SPD Meerbusch fordert radikale Reformen für Wohnen, Bildung und Verkehr
Doris DowergSPD Meerbusch fordert radikale Reformen für Wohnen, Bildung und Verkehr
Die Meerbuscher SPD hat eine Reihe von Vorschlägen präsentiert, um drängende lokale Probleme anzugehen. Die Partei drängt auf grundlegende Reformen in den Bereichen Wohnen, Bildung, Verkehr und Jugendbeteiligung. Innerhalb der SPD gibt es jedoch auch kritische Stimmen, die der aktuellen Verwaltung vorwerfen, langfristige Herausforderungen zu ignorieren.
Beim Thema Wohnen fordert die SPD innerhalb von drei Monaten einen detaillierten Aktionsplan. Ziel ist es, bezahlbaren und würdevollen Wohnraum für Geflüchtete und sozial benachteiligte Gruppen zu schaffen. Zudem schlägt die Partei vor, auf städtischen Grundstücken modulare Familienhäuser zu errichten, um den Mangel an günstigem Wohnraum zu lindern.
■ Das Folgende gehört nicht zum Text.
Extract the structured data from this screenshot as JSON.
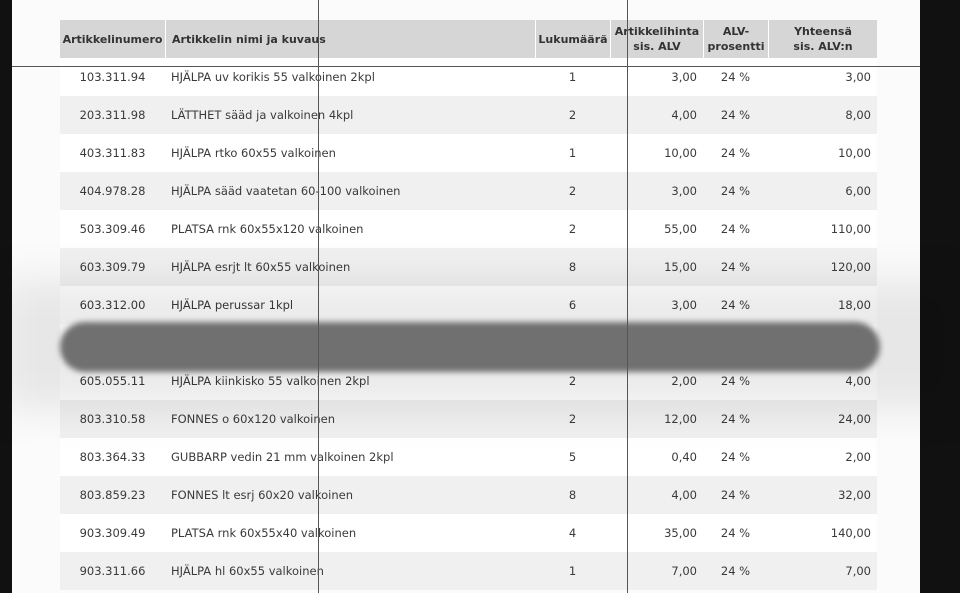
{
  "table": {
    "header": [
      "Artikkelinumero",
      "Artikkelin nimi ja kuvaus",
      "Lukumäärä",
      "Artikkelihinta\nsis. ALV",
      "ALV-\nprosentti",
      "Yhteensä\nsis. ALV:n"
    ],
    "upper_rows": [
      [
        "103.311.94",
        "HJÄLPA uv korikis 55 valkoinen 2kpl",
        "1",
        "3,00",
        "24 %",
        "3,00"
      ],
      [
        "203.311.98",
        "LÄTTHET sääd ja valkoinen 4kpl",
        "2",
        "4,00",
        "24 %",
        "8,00"
      ],
      [
        "403.311.83",
        "HJÄLPA rtko 60x55 valkoinen",
        "1",
        "10,00",
        "24 %",
        "10,00"
      ],
      [
        "404.978.28",
        "HJÄLPA sääd vaatetan 60-100 valkoinen",
        "2",
        "3,00",
        "24 %",
        "6,00"
      ],
      [
        "503.309.46",
        "PLATSA rnk 60x55x120 valkoinen",
        "2",
        "55,00",
        "24 %",
        "110,00"
      ],
      [
        "603.309.79",
        "HJÄLPA esrjt lt 60x55 valkoinen",
        "8",
        "15,00",
        "24 %",
        "120,00"
      ],
      [
        "603.312.00",
        "HJÄLPA perussar 1kpl",
        "6",
        "3,00",
        "24 %",
        "18,00"
      ]
    ],
    "lower_rows": [
      [
        "605.055.11",
        "HJÄLPA kiinkisko 55 valkoinen 2kpl",
        "2",
        "2,00",
        "24 %",
        "4,00"
      ],
      [
        "803.310.58",
        "FONNES o 60x120 valkoinen",
        "2",
        "12,00",
        "24 %",
        "24,00"
      ],
      [
        "803.364.33",
        "GUBBARP vedin 21 mm valkoinen 2kpl",
        "5",
        "0,40",
        "24 %",
        "2,00"
      ],
      [
        "803.859.23",
        "FONNES lt esrj 60x20 valkoinen",
        "8",
        "4,00",
        "24 %",
        "32,00"
      ],
      [
        "903.309.49",
        "PLATSA rnk 60x55x40 valkoinen",
        "4",
        "35,00",
        "24 %",
        "140,00"
      ],
      [
        "903.311.66",
        "HJÄLPA hl 60x55 valkoinen",
        "1",
        "7,00",
        "24 %",
        "7,00"
      ]
    ]
  }
}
In der Bildungspolitik verweist die SPD auf überfüllte Schulen und dringenden Sanierungsbedarf. Als kurzfristige Lösung wird vorgeschlagen, Ressourcen zwischen den weiterführenden Schulen zu bündeln, bis eine dauerhafte Lösung gefunden ist. Die Partei unterstützt zudem Pläne für ein Auszubildendenwohnheim, um den Fachkräftenachwuchs in der Region zu sichern.
Auch der Verkehr steht im Fokus: Die SPD will das innerstädtische Radschnellwegenetz zu einem 'Meerbuscher Stern' ausbauen. Zudem soll der Fährterminal Langst durch eine Umwidmung der Mittel für das Magazin 'Standort Meerbusch' modernisiert werden. Die SPD kritisiert CDU und FDP scharf für die Genehmigung einer 680-prozentigen Erhöhung der Grundsteuer, ohne die zugrundeliegenden strukturellen Probleme zu lösen. Fraktionsvorsitzende Nicole Niederdellmann-Siemes warf dem Bürgermeister vor, keine klare Vision für die Zukunft der Kommune zu haben.
Um die Jugendbeteiligung zu stärken, regt die SPD die Einrichtung eines kommunalen Jugendrats an.
Die Vorschläge der SPD umfassen die Bereiche Wohnen, Schulen, Verkehr und Jugend. Sollten die Pläne umgesetzt werden, wären Umschichtungen im Haushalt und eine enge Abstimmung mit den lokalen Behörden nötig. Die Partei hat eine Frist von drei Monaten für einen konkreten Wohnungsbau-Aktionsplan gesetzt.